Short definitions of ideas the app uses. Meant for orientation, not implementation detail.

Selection

Text the learner highlights on a page before saving. It might be a single word, a sentence, or anything in between.

Surface word

One French piece in reading order after the rough cut-up step: the kind of unit you would feed into a “what does this word mean?” step one at a time. Often matches one dictionary word; sometimes it is a short form that still behaves as one unit in French (for example forms with an apostrophe inside).

Phrase chunk

Several surface words treated as one learnable unit—what you might save as a single card because it behaves as a fixed expression, a tight verb phrase, or similar. The app can group adjacent surface words into a chunk so the learner does not have to memorize it as separate cards.

Vocab row

One entry in the learner’s vocabulary: the French side, a place for the English gloss, and a sense of whether the gloss is still loading. Before anything is stored permanently, the app can build the same shape of row as a draft; after saving, the same idea is a row in the saved list with stable identity and time.

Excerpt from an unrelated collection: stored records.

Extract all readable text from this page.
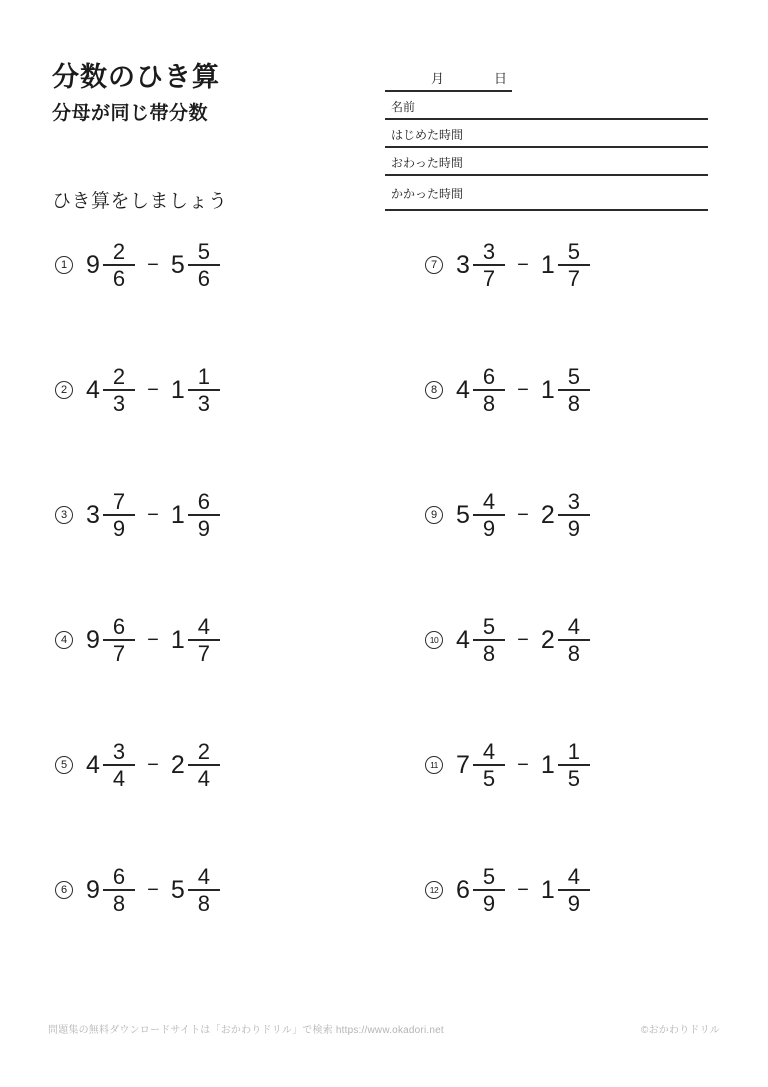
分数のひき算
分母が同じ帯分数
ひき算をしましょう
月	日
名前
はじめた時間
おわった時間
かかった時間
1 $9 \frac{2}{6} - 5 \frac{5}{6}$
2 $4 \frac{2}{3} - 1 \frac{1}{3}$
3 $3 \frac{7}{9} - 1 \frac{6}{9}$
4 $9 \frac{6}{7} - 1 \frac{4}{7}$
5 $4 \frac{3}{4} - 2 \frac{2}{4}$
6 $9 \frac{6}{8} - 5 \frac{4}{8}$
7 $3 \frac{3}{7} - 1 \frac{5}{7}$
8 $4 \frac{6}{8} - 1 \frac{5}{8}$
9 $5 \frac{4}{9} - 2 \frac{3}{9}$
10 $4 \frac{5}{8} - 2 \frac{4}{8}$
11 $7 \frac{4}{5} - 1 \frac{1}{5}$
12 $6 \frac{5}{9} - 1 \frac{4}{9}$
問題集の無料ダウンロードサイトは「おかわりドリル」で検索 https://www.okadori.net	©おかわりドリル
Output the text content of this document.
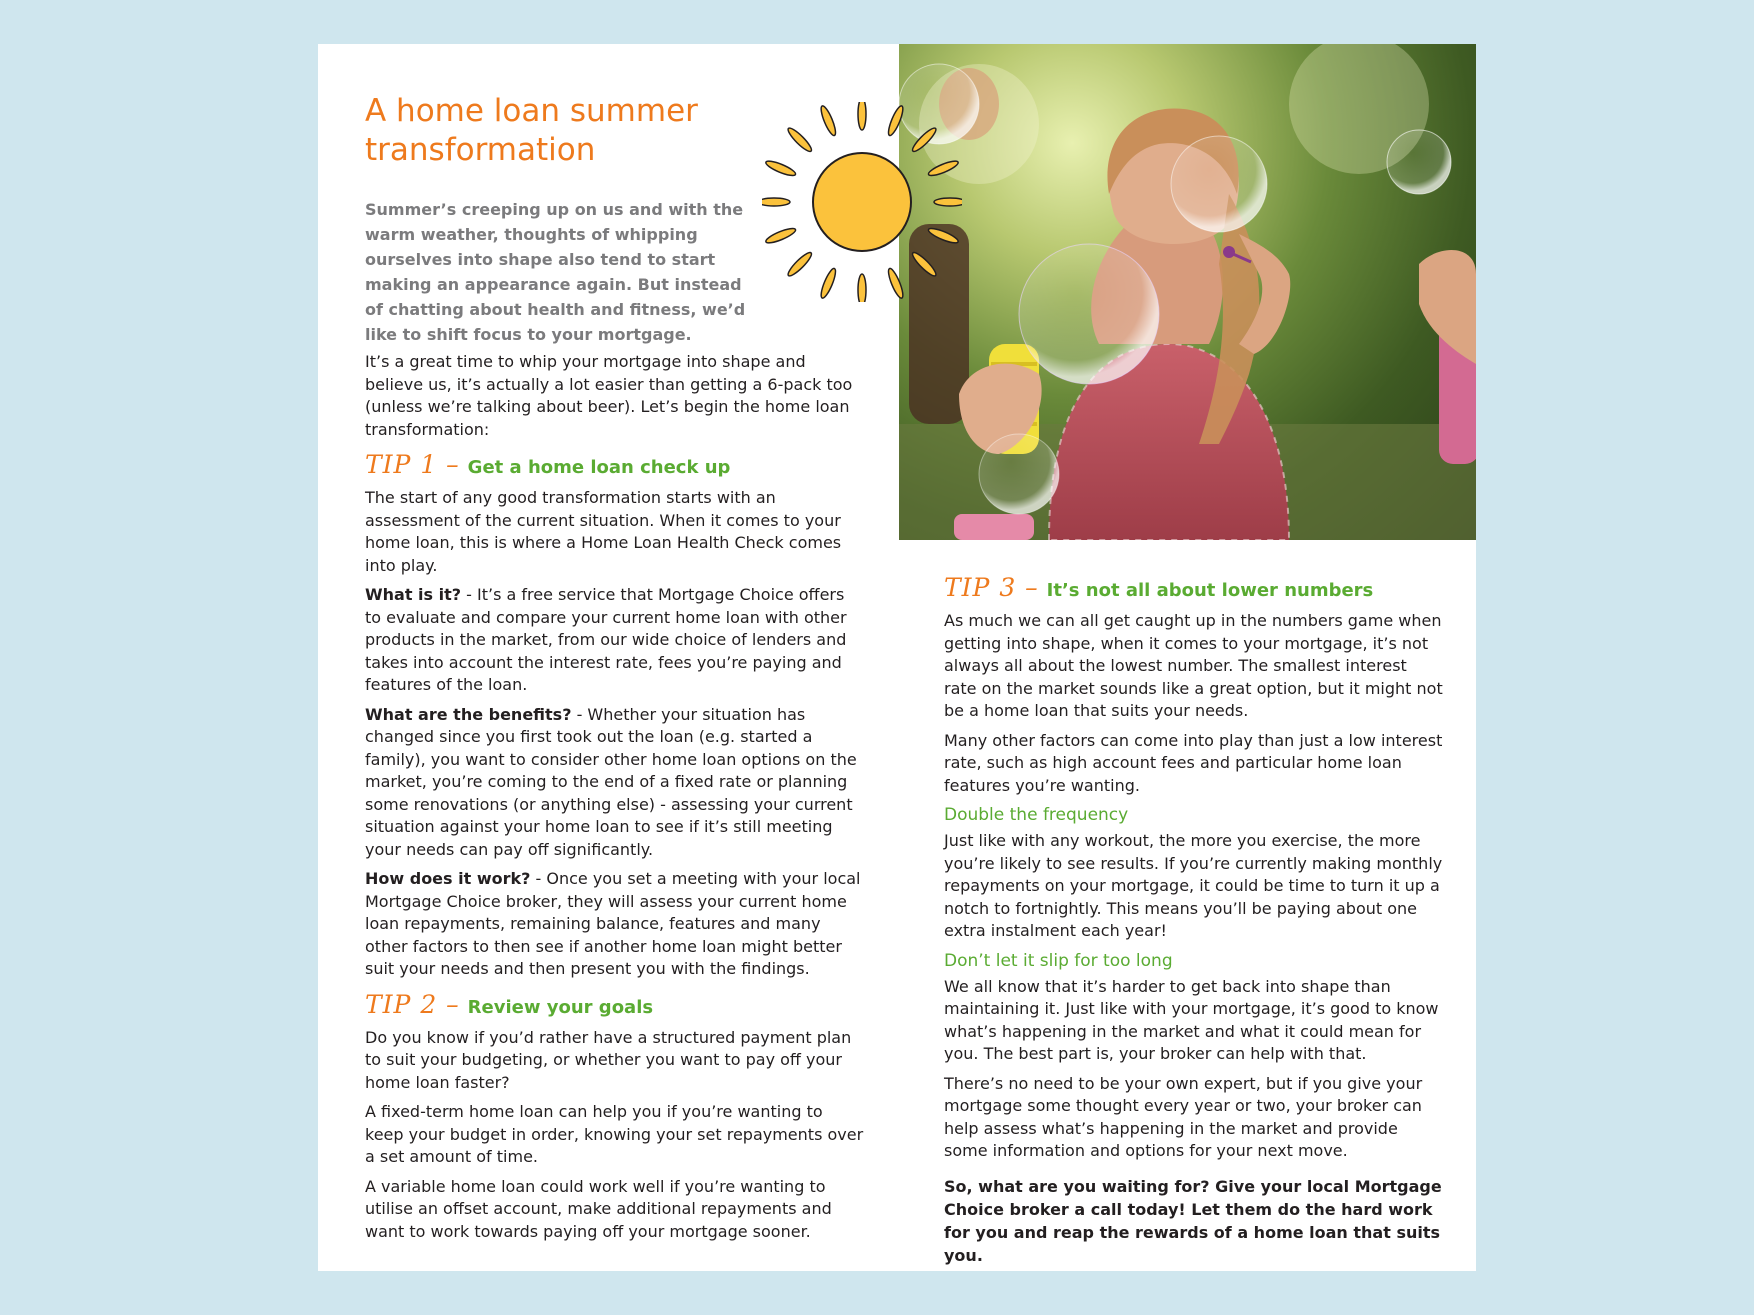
A home loan summer transformation

Summer’s creeping up on us and with the warm weather, thoughts of whipping ourselves into shape also tend to start making an appearance again. But instead of chatting about health and fitness, we’d like to shift focus to your mortgage.

It’s a great time to whip your mortgage into shape and believe us, it’s actually a lot easier than getting a 6-pack too (unless we’re talking about beer). Let’s begin the home loan transformation:

TIP 1 – Get a home loan check up

The start of any good transformation starts with an assessment of the current situation. When it comes to your home loan, this is where a Home Loan Health Check comes into play.

What is it? - It’s a free service that Mortgage Choice offers to evaluate and compare your current home loan with other products in the market, from our wide choice of lenders and takes into account the interest rate, fees you’re paying and features of the loan.

What are the benefits? - Whether your situation has changed since you first took out the loan (e.g. started a family), you want to consider other home loan options on the market, you’re coming to the end of a fixed rate or planning some renovations (or anything else) - assessing your current situation against your home loan to see if it’s still meeting your needs can pay off significantly.

How does it work? - Once you set a meeting with your local Mortgage Choice broker, they will assess your current home loan repayments, remaining balance, features and many other factors to then see if another home loan might better suit your needs and then present you with the findings.

TIP 2 – Review your goals

Do you know if you’d rather have a structured payment plan to suit your budgeting, or whether you want to pay off your home loan faster?

A fixed-term home loan can help you if you’re wanting to keep your budget in order, knowing your set repayments over a set amount of time.

A variable home loan could work well if you’re wanting to utilise an offset account, make additional repayments and want to work towards paying off your mortgage sooner.

TIP 3 – It’s not all about lower numbers

As much we can all get caught up in the numbers game when getting into shape, when it comes to your mortgage, it’s not always all about the lowest number. The smallest interest rate on the market sounds like a great option, but it might not be a home loan that suits your needs.

Many other factors can come into play than just a low interest rate, such as high account fees and particular home loan features you’re wanting.

Double the frequency

Just like with any workout, the more you exercise, the more you’re likely to see results. If you’re currently making monthly repayments on your mortgage, it could be time to turn it up a notch to fortnightly. This means you’ll be paying about one extra instalment each year!

Don’t let it slip for too long

We all know that it’s harder to get back into shape than maintaining it. Just like with your mortgage, it’s good to know what’s happening in the market and what it could mean for you. The best part is, your broker can help with that.

There’s no need to be your own expert, but if you give your mortgage some thought every year or two, your broker can help assess what’s happening in the market and provide some information and options for your next move.

So, what are you waiting for? Give your local Mortgage Choice broker a call today! Let them do the hard work for you and reap the rewards of a home loan that suits you.
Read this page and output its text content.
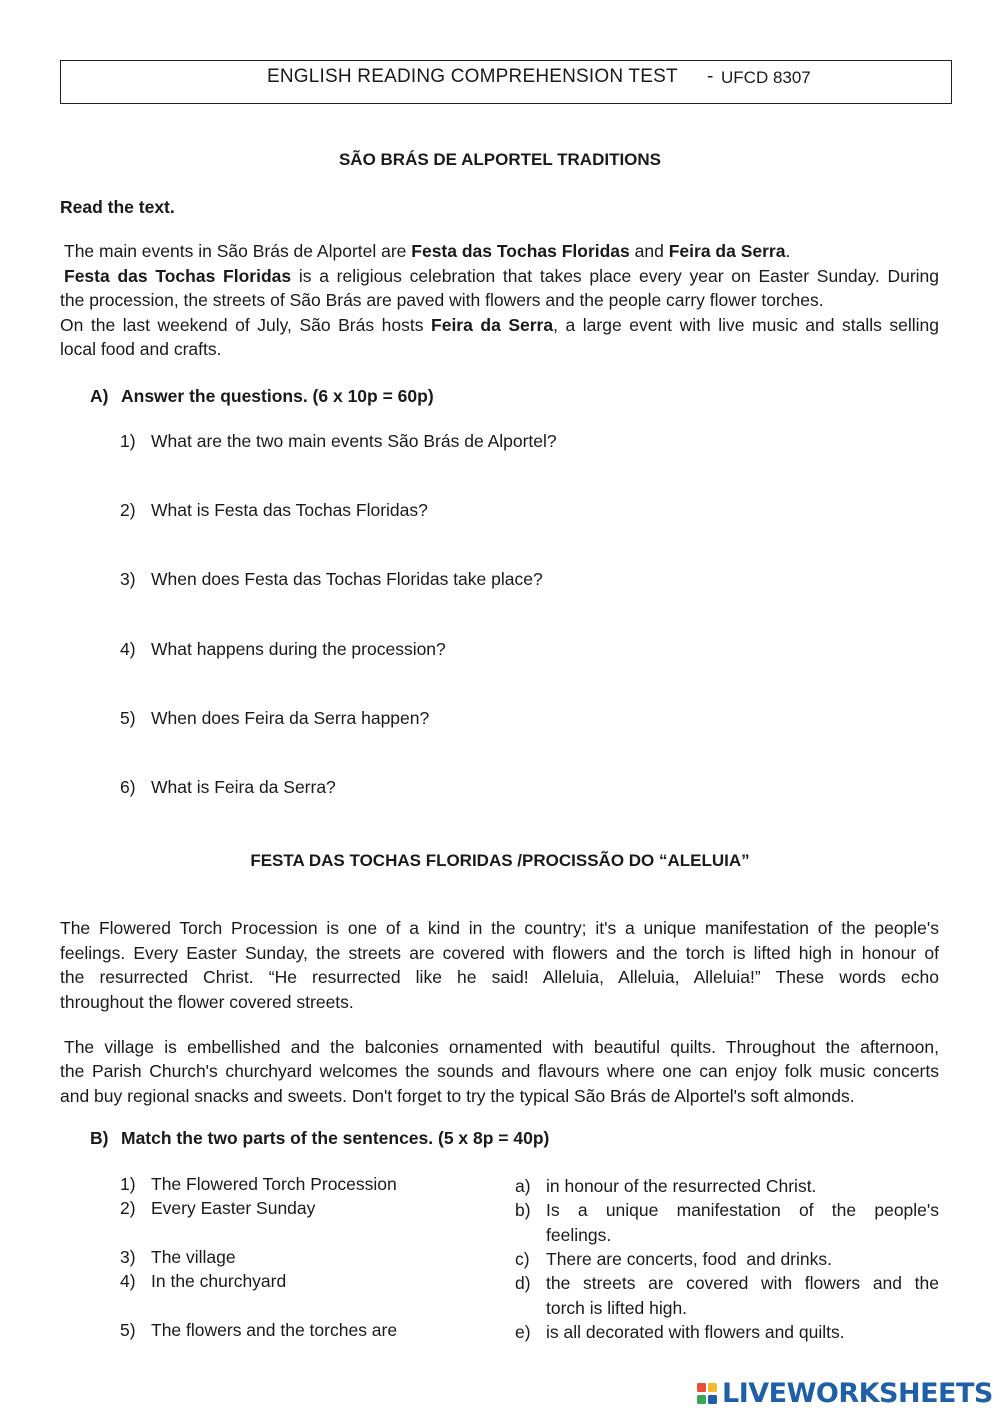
ENGLISH READING COMPREHENSION TEST - UFCD 8307
SÃO BRÁS DE ALPORTEL TRADITIONS
Read the text.
The main events in São Brás de Alportel are Festa das Tochas Floridas and Feira da Serra.
Festa das Tochas Floridas is a religious celebration that takes place every year on Easter Sunday. During
the procession, the streets of São Brás are paved with flowers and the people carry flower torches.
On the last weekend of July, São Brás hosts Feira da Serra, a large event with live music and stalls selling
local food and crafts.
A) Answer the questions. (6 x 10p = 60p)
1) What are the two main events São Brás de Alportel?
2) What is Festa das Tochas Floridas?
3) When does Festa das Tochas Floridas take place?
4) What happens during the procession?
5) When does Feira da Serra happen?
6) What is Feira da Serra?
FESTA DAS TOCHAS FLORIDAS /PROCISSÃO DO “ALELUIA”
The Flowered Torch Procession is one of a kind in the country; it's a unique manifestation of the people's
feelings. Every Easter Sunday, the streets are covered with flowers and the torch is lifted high in honour of
the resurrected Christ. “He resurrected like he said! Alleluia, Alleluia, Alleluia!” These words echo
throughout the flower covered streets.
The village is embellished and the balconies ornamented with beautiful quilts. Throughout the afternoon,
the Parish Church's churchyard welcomes the sounds and flavours where one can enjoy folk music concerts
and buy regional snacks and sweets. Don't forget to try the typical São Brás de Alportel's soft almonds.
B) Match the two parts of the sentences. (5 x 8p = 40p)
1) The Flowered Torch Procession
2) Every Easter Sunday
3) The village
4) In the churchyard
5) The flowers and the torches are
a) in honour of the resurrected Christ.
b) Is a unique manifestation of the people's
feelings.
c) There are concerts, food  and drinks.
d) the streets are covered with flowers and the
torch is lifted high.
e) is all decorated with flowers and quilts.
LIVEWORKSHEETS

A vocab row is always that same kind of record; only the French text on the row changes shape—from one surface word to a short phrase when chunks are merged.

Single-word vocab row

A vocab row whose French text is exactly one surface word (no spaces inside that text). This is the usual starting point right after cutting a selection into pieces.

Merged vocab row

A vocab row whose French text can contain spaces—several surface words joined into one line of French the learner saves as a single unit.

Grouping (merge)

The step where the app asks, in effect: “Should the next few surface words be one card or separate cards?” Grouping follows rules about window size and not repeating the same chunk; an optional smart step can suggest larger spans when they act like one expression.

Translation gloss

The English wording shown (or filled in later) for a vocab row—the answer to “what does this French mean?”

Saved list

The learner’s collection of saved French items and their glosses, with links back to pages where they appeared.

Local assistant

The idea that help with grouping and translation can come from AI running on the learner’s own machine, rather than from a distant server—so privacy and setup stay under their control.